A major carbonate field with 53 producers and 45 injectors had been under waterflooding since the 1950s. In the mid-1990s, Water-Alternating-Gas (WAG) was introduced to improve sweep efficiency. Despite decades of operation, suboptimal injector performance and inefficient gas allocation limited oil recovery.

Challenges

Difficulty in identifying which injectors were truly effective in contributing to oil production.
Conventional reservoir simulation was slow, costly, and uncertain.
Need for a rapid, data-driven optimization tool to guide field decisions.
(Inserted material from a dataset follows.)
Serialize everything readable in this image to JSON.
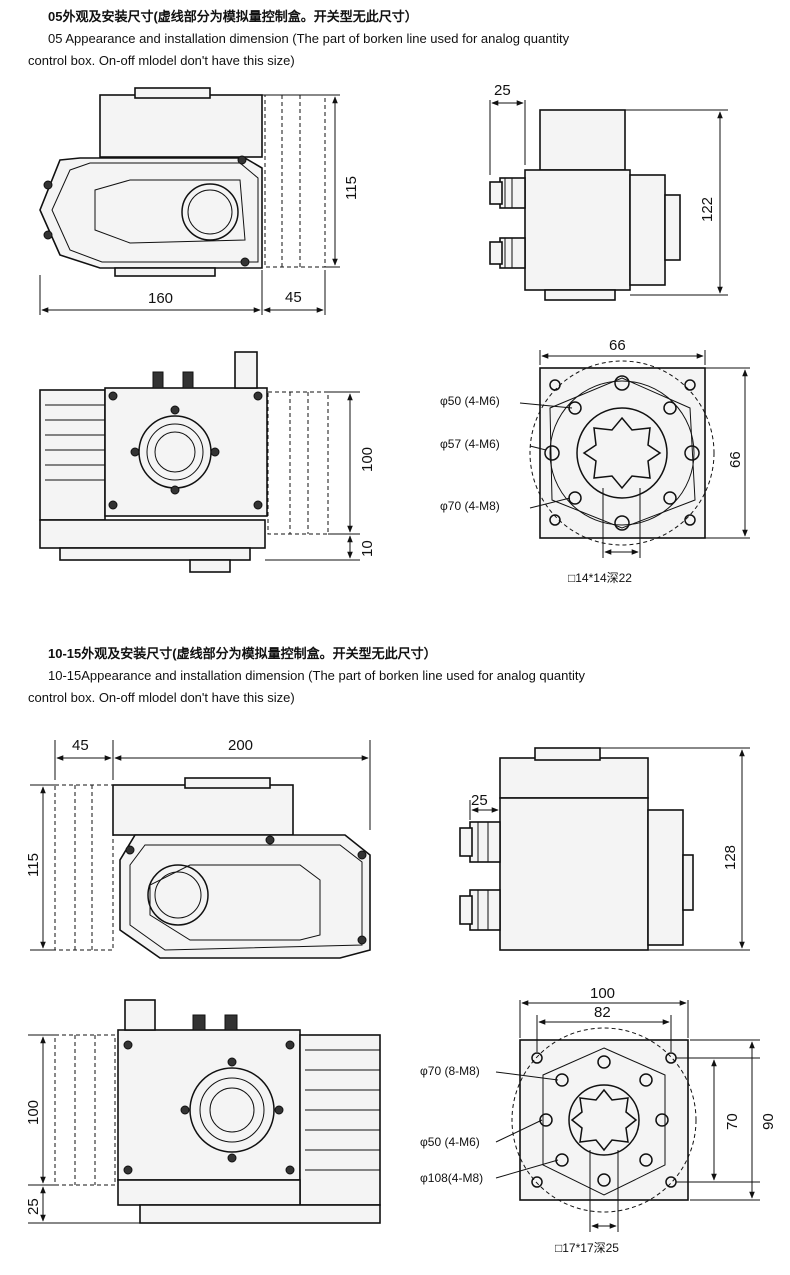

Solution – CRM-Driven Hybrid Workflow

Applied a Capacitance Resistance Model (CRM) to capture injector–producer connectivity.
Enhanced CRM with Machine Learning (ML) for higher confidence and noise reduction.
Integrated with a modified Power Law oil model to quantify injector impact on oil (not just fluids).
Optimized Gas-to-Water Ratios (GWR) per injector to maximize recovery.

Results

Identified 5 key injectors (out of 45) with the highest impact on oil production.
Delivered optimized recommendations within 4 months.
Production uplift:
Battery oil rate increased from 560 → 740 bopd (+32%).
Specific producers near optimized injectors saw oil gains up to 300%.
Achieved 1.4% incremental recovery in 2 years, at minimal cost.

Key Takeaways:

Faster decisions: Full-field injector ranking without lengthy simulations.
Targeted optimization: Focus on injectors that matter most.
Proven field gains: Tangible production increase from quick wins.
Scalable: Approach can be replicated in other mature waterflood or WAG fields.